The world of vault, beam, floor and bars was a great fit for Ellie. She learned each apparatus quickly and impressed Keiji Yamanaka, a head coach at the Halifax Alta Gymnastics Club where she practiced. A year before she was old enough to compete, Keiji asked her to train in the competitive stream of gymnasts.
“It was really special, but also tough at first,” says Ellie of her experience being one of the youngest gymnasts in the competitive stream. “I didn’t have too many friends and I didn’t realize how competitive the sport was.”
Ellie quickly went from training one day per week to five days per week for 4 ½ hours daily with the same group of gymnasts. She forged strong relationships with her teammates and earned the respect of the older girls.
Ellie also gained the admiration of Olympian, David Kikuchi, who trained in the same gym until he retired from competition in 2008. David is now Ellie’s coach.
“I noticed that she had the qualities of a high performance athlete. She was and still is driven and a perfectionist,” says Coach Kikuchi.
At the start of 2012, making it to the Olympics seemed impossible for Ellie. She was recovering from injuries that kept her from competing in major competitions the year before. But Coach Kikuchi encouraged her to push her limits. This is exactly what she did. Ellie’s ability to push hard to improve was exemplified when she qualified for London 2012.
“Between February and June 2012, I saw Ellie’s chances of making it to the Olympics go from one per cent to 100 per cent,” says Coach Kikuchi.
A series of strong performances resulted in Ellie being invited to compete in the final Olympic selection meet in Gatineau, Quebec. There she qualified for the fifth and final spot on the Canadian women’s gymnastics team. Ellie is the first female gymnast east of Montreal to ever make the Olympic team.
While her talent for the sport comes naturally, she feels lucky to have a supportive family and community to help motivate her.

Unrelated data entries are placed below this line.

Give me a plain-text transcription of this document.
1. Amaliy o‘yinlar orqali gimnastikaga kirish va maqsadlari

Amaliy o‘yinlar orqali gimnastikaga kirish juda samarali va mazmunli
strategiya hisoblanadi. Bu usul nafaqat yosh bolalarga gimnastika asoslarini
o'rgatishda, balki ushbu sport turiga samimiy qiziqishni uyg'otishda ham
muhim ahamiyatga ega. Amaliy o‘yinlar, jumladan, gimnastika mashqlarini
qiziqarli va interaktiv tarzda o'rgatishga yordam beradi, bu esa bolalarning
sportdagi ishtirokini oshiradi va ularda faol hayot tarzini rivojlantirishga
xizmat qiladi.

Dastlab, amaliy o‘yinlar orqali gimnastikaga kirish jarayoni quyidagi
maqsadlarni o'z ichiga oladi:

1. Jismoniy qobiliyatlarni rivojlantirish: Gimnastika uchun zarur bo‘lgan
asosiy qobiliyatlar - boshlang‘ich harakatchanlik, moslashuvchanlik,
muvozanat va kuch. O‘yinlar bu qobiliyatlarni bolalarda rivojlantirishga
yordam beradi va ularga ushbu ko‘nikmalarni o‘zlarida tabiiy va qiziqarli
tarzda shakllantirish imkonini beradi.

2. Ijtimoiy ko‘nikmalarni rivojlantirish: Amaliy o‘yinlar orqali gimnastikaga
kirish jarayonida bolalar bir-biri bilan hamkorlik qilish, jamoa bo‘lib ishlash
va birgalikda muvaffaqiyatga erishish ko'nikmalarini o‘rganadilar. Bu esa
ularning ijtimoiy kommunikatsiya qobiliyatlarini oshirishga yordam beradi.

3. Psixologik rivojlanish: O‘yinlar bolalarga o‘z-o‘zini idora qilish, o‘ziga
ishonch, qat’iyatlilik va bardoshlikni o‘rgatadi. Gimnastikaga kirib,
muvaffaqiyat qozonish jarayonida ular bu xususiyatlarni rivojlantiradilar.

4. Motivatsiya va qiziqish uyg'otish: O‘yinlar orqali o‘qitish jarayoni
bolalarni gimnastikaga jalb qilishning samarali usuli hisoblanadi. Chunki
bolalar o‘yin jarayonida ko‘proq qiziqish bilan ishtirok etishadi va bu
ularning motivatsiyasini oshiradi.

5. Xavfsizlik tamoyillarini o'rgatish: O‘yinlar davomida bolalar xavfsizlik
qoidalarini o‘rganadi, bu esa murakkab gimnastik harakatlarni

This includes the financial support she receives from Support4Sport to help her meet the financial demands of competitive gymnastics.
Support4Sportis a program introduced by the Nova Scotia Provincial Lotteries and Casino Corporation in 2006. Support4Sport has raised more than $21 million through the sale of designated ticket lottery products, to provide funding to amateur and high performance athletes, coaches and community sport organizations.
“Support4Sport helps me pay for grips, equipment and cover some of the costs of competition,” says Ellie. “Just knowing that they are investing in me makes me really believe I can do it and pushes me to do better. Funding like this has the potential to help me come home with golds.”
Her determination and quest for excellence has put Ellie at the top of women’s gymnastics in Canada. She is currently the national women’s all-around gymnastics champion; however, her speed and power make her especially talented on the vault. She is among only a handful of female gymnasts in the world who have mastered the front vault.
Just recently, Ellie achieved her long-term goal to qualify for the Rio 2016 Summer Olympics. She’ll be working with Coach Kikuchi to increase the difficulty of her routines and to improve in the all-around division as she prepares to return to the world stage.
When she is not training, Ellie likes to lace up her skates and hit the Emera Oval with her older sister, who is a competitive figure skater. They have a friendly rivalry, but Ellie concedes that her sister has the edge on the ice.
“Yeah, she skates circles around me,” laughs Ellie. “But we have a lot of fun.”